As for the subtitular forbidden zone, no one really gets there until an hour of this 90-minute movie has passed. Adventures on a Quite Leisurely Jaunt to the Forbidden Zone lacks zip, though. “Adventures” is perhaps also charitable to describe the manner in which Wolff and Niki encounter people defined by poverty, physical deformity or intense horniness before just running away. “I bet breeding with us would kill him,” says one woman of Wolff. His reply, and perhaps the only legitimately funny quip in the script: “I’ll take that bet.” Throw in Overdog McNabb drooling over the three Earth women and Niki’s befuddlement that Wolff doesn’t want to sleep with her, and the libidos here are off the charts.

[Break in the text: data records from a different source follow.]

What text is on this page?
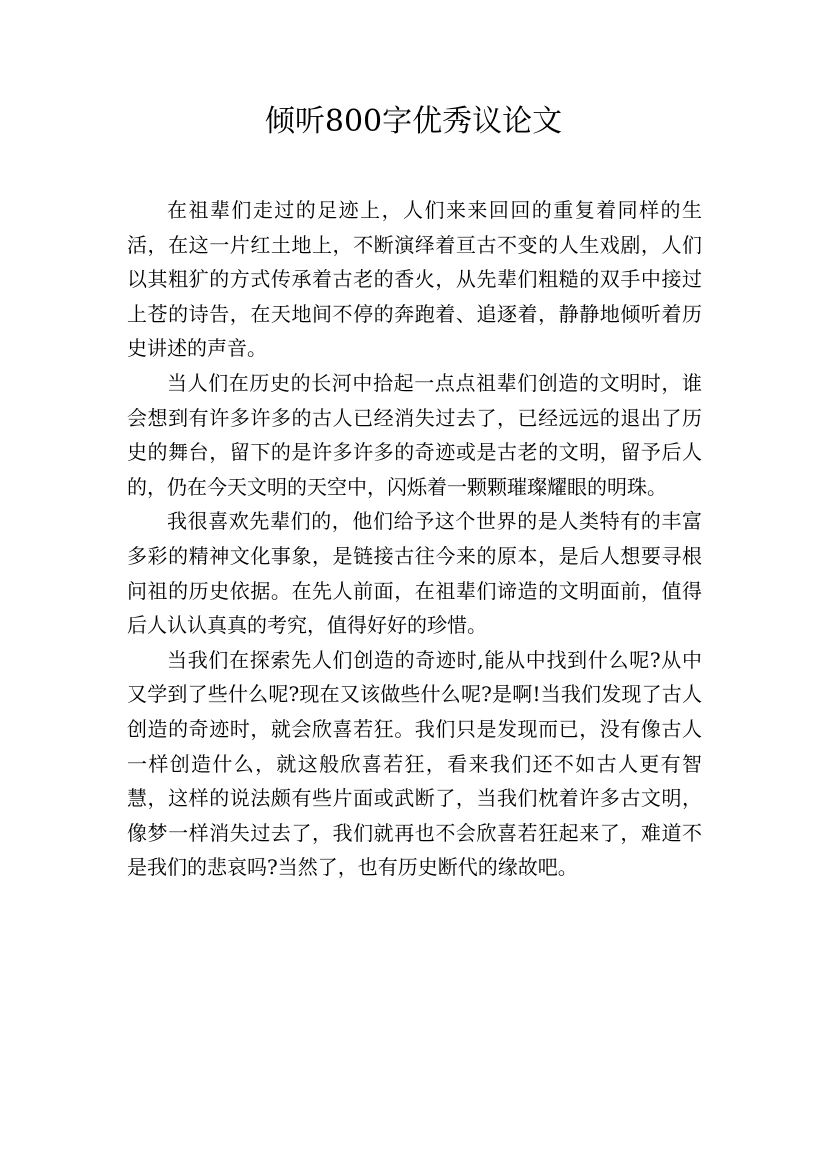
倾听800字优秀议论文

在祖辈们走过的足迹上，人们来来回回的重复着同样的生活，在这一片红土地上，不断演绎着亘古不变的人生戏剧，人们以其粗犷的方式传承着古老的香火，从先辈们粗糙的双手中接过上苍的诗告，在天地间不停的奔跑着、追逐着，静静地倾听着历史讲述的声音。

当人们在历史的长河中拾起一点点祖辈们创造的文明时，谁会想到有许多许多的古人已经消失过去了，已经远远的退出了历史的舞台，留下的是许多许多的奇迹或是古老的文明，留予后人的，仍在今天文明的天空中，闪烁着一颗颗璀璨耀眼的明珠。

我很喜欢先辈们的，他们给予这个世界的是人类特有的丰富多彩的精神文化事象，是链接古往今来的原本，是后人想要寻根问祖的历史依据。在先人前面，在祖辈们谛造的文明面前，值得后人认认真真的考究，值得好好的珍惜。

当我们在探索先人们创造的奇迹时,能从中找到什么呢?从中又学到了些什么呢?现在又该做些什么呢?是啊!当我们发现了古人创造的奇迹时，就会欣喜若狂。我们只是发现而已，没有像古人一样创造什么，就这般欣喜若狂，看来我们还不如古人更有智慧，这样的说法颇有些片面或武断了，当我们枕着许多古文明，像梦一样消失过去了，我们就再也不会欣喜若狂起来了，难道不是我们的悲哀吗?当然了，也有历史断代的缘故吧。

Indeed, Spacehunter looks cheap enough that it could plausibly pop off into porno territory at any given point. Outside of the cool cyborg / mech design of Overdog McNabb, Spacehunter is a PG-rated pissing away of studio money to chase a fad. (Robbed as existing copies are of 3D capabilities, there can be no such contemporary commentary on those effects; that said, they would presumably favor more depth-of-field effects than blips and blasts popping off a screen.)

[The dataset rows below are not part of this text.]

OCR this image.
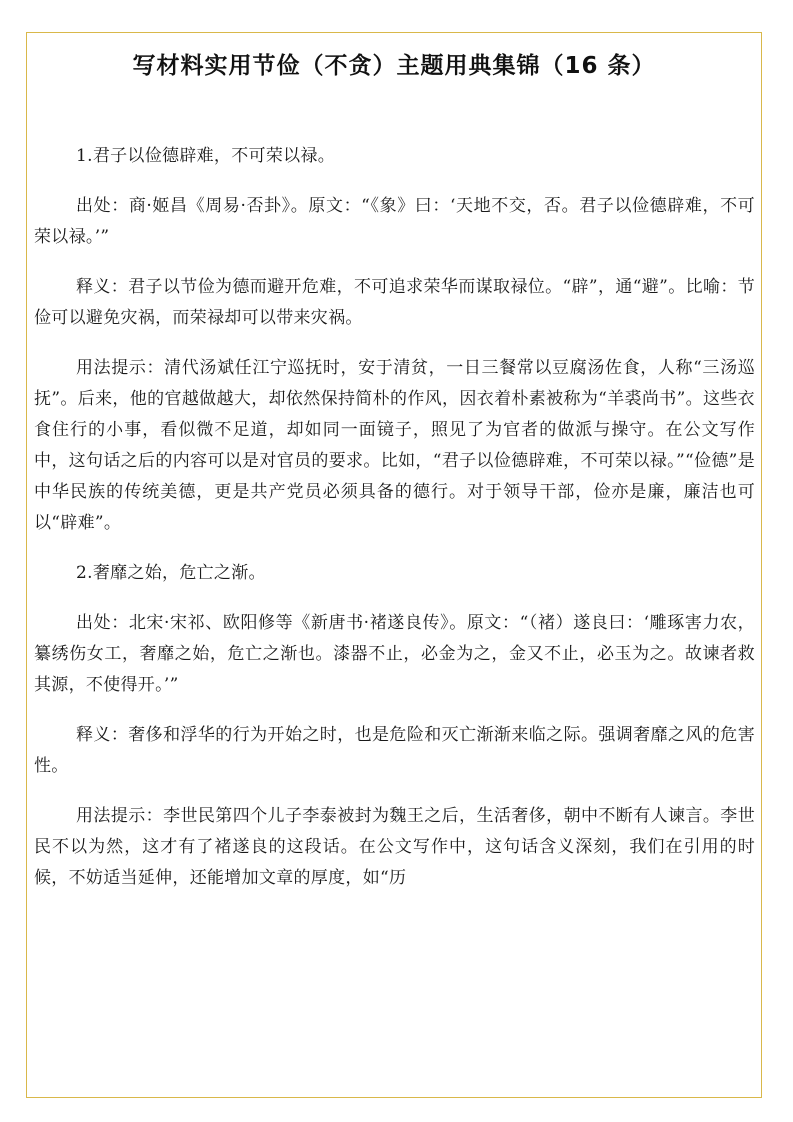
写材料实用节俭（不贪）主题用典集锦（16 条）

1.君子以俭德辟难，不可荣以禄。

出处：商·姬昌《周易·否卦》。原文：“《象》曰：‘天地不交，否。君子以俭德辟难，不可荣以禄。’”

释义：君子以节俭为德而避开危难，不可追求荣华而谋取禄位。“辟”，通“避”。比喻：节俭可以避免灾祸，而荣禄却可以带来灾祸。

用法提示：清代汤斌任江宁巡抚时，安于清贫，一日三餐常以豆腐汤佐食，人称“三汤巡抚”。后来，他的官越做越大，却依然保持简朴的作风，因衣着朴素被称为“羊裘尚书”。这些衣食住行的小事，看似微不足道，却如同一面镜子，照见了为官者的做派与操守。在公文写作中，这句话之后的内容可以是对官员的要求。比如，“君子以俭德辟难，不可荣以禄。”“俭德”是中华民族的传统美德，更是共产党员必须具备的德行。对于领导干部，俭亦是廉，廉洁也可以“辟难”。

2.奢靡之始，危亡之渐。

出处：北宋·宋祁、欧阳修等《新唐书·褚遂良传》。原文：“（褚）遂良曰：‘雕琢害力农，纂绣伤女工，奢靡之始，危亡之渐也。漆器不止，必金为之，金又不止，必玉为之。故谏者救其源，不使得开。’”

释义：奢侈和浮华的行为开始之时，也是危险和灭亡渐渐来临之际。强调奢靡之风的危害性。

用法提示：李世民第四个儿子李泰被封为魏王之后，生活奢侈，朝中不断有人谏言。李世民不以为然，这才有了褚遂良的这段话。在公文写作中，这句话含义深刻，我们在引用的时候，不妨适当延伸，还能增加文章的厚度，如“历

With reported hindsight regrets, Spacehunter was shepherded by executive producer Ivan Reitman — a year before Ghostbusters but after Meatballs and Stripes. Included among its sextet of credited screenwriters are Reitman’s creative collaborators Dan Goldberg (who went on to produce the Hangover franchise) and Len Blum, who later co-wrote Private Parts. (If you listen closely, you’ll catch a voice cameo from another Reitman collaborator in Harold Ramis.)
Director Lamont Johnson lays bare his TV roots with competent coverage and nothing more. Elmer Bernstein’s incredibly genericized score is notable only for moments in which he seems to workshop what became spookier segments of his Ghostbusters score the following summer. And although Strauss’s jaw was never more square, neither was his demeanor; an Emmy winner for The Jericho Mile (an early TV film from Michael Mann) and acclaimed star of the Rich Man, Poor Man miniseries, Strauss is stuck with second-tier Solo material and you feel him straining. A year before she became John Hughes’ muse, Ringwald does what she can with regional outer-space dialect as rudimentary as her character development.
Spacehunter isn’t good but it’s not without its pleasures as a morbid curiosity. Even if few of its ideas pay off, there is a recognizable verve for pulp-fiction possibilities — such as the hang-gliding scavenger Vultures (read aerial Jawas) or the pudgy pupae-mutated people (read Bobo and Li’l Debbull from Nothing But Trouble).
In fact, Spacehunter is slightly reminiscent of my beloved Dan Aykroyd boondoggle in several ways. Like Alvin Valkenheiser, Overdog McNabb is also a deformed man living in defiance of his decayed body and forcing interlopers to run a gauntlet of fire, metal and junk as mutated freaks cheer on his sadism. Just five years later, Jackson DeGovia would establish the corporate-monolith bonafides of Nakatomi Plaza in Die Hard. Here, he brings the same sort of scrapyard specificity Valkenvania had to Overdog McNabb’s hellscape lair. It makes you wish that Wolff, Niki and Washington had just been trapped in its bowels during the first act and forced to fight their way to the top across the rest of the film.
Hey, at least that version would have had even more people saying “Overdog McNabb.”